I assume that you will take the appropriate action within the next few days.

 

Thank you,

 

Michael Lynne

Shop Steward

WFSE Local 1488

 

            Lynne’s e-mail to Bonilla was not a statutorily protected activity, and as a result, the union has not made its prima facie case the employer discriminated against Lynne.

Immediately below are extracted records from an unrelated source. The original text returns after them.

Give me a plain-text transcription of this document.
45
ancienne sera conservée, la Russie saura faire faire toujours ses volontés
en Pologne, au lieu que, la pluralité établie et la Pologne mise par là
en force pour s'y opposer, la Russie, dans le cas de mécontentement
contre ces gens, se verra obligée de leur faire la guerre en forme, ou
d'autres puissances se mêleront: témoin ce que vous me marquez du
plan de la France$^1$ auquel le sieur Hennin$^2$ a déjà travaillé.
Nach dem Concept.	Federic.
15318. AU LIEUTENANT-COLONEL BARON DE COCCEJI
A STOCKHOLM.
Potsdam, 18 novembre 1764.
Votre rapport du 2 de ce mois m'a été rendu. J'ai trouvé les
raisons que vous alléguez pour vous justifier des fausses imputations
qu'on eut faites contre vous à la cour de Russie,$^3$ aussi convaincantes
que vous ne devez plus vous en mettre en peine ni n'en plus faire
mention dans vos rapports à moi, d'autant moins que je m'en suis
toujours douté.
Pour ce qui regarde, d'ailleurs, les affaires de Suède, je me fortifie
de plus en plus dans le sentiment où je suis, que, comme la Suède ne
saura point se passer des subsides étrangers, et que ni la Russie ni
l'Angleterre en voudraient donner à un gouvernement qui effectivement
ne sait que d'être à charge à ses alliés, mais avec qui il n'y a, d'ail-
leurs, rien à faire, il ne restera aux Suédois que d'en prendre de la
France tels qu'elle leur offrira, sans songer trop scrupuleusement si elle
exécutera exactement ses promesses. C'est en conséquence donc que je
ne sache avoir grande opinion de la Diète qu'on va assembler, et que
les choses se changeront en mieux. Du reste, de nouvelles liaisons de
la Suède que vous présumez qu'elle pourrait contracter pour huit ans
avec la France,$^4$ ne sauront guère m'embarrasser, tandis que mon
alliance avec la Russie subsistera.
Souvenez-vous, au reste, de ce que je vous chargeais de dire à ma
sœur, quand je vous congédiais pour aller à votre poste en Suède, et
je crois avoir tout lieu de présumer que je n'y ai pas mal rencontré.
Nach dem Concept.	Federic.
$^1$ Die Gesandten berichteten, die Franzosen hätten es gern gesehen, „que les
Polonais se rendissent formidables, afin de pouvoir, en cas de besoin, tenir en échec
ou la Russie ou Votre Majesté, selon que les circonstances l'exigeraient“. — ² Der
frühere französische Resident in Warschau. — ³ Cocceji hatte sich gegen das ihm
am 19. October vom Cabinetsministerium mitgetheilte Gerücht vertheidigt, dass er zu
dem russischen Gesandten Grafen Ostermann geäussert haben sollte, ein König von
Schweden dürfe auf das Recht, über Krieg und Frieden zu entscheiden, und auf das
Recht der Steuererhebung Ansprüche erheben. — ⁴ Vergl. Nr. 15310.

8.         On April 29, 2010, Angeles notified Lynne that he was scheduled for an investigatory meeting regarding the e-mail to Bonilla, and the meeting occurred on May 26, 2010.

 

9.         On August 2, 2010, Garber gave Lynne a final counseling letter, which mentioned the e-mail along with other incidents involving Lynne on May 12, June 2, and July 15 that the employer considered insubordinate and disrespectful.

 

CONCLUSIONS OF LAW

 

1.         The Public Employment Relations Commission has jurisdiction in this matter under Chapter 41.80 RCW and Chapter 391-45 WAC.

 

2.         By its actions described in Finding of Fact 9, the employer did not discriminate against Lynne or interfere with employee rights, and did not violate RCW 41.80.110(1)(a) or (c).

 

ORDER

 

The complaint charging unfair labor practices filed in the above-captioned matter is dismissed.

 

ISSUED at Olympia, Washington, this  11th  day of October, 2011.

 

 

PUBLIC EMPLOYMENT RELATIONS COMMISSION

 

 

 

JOEL GREENE, Examiner

 

This order will be the final order of the

agency unless a notice of appeal is filed

with the Commission under WAC 391-45-350.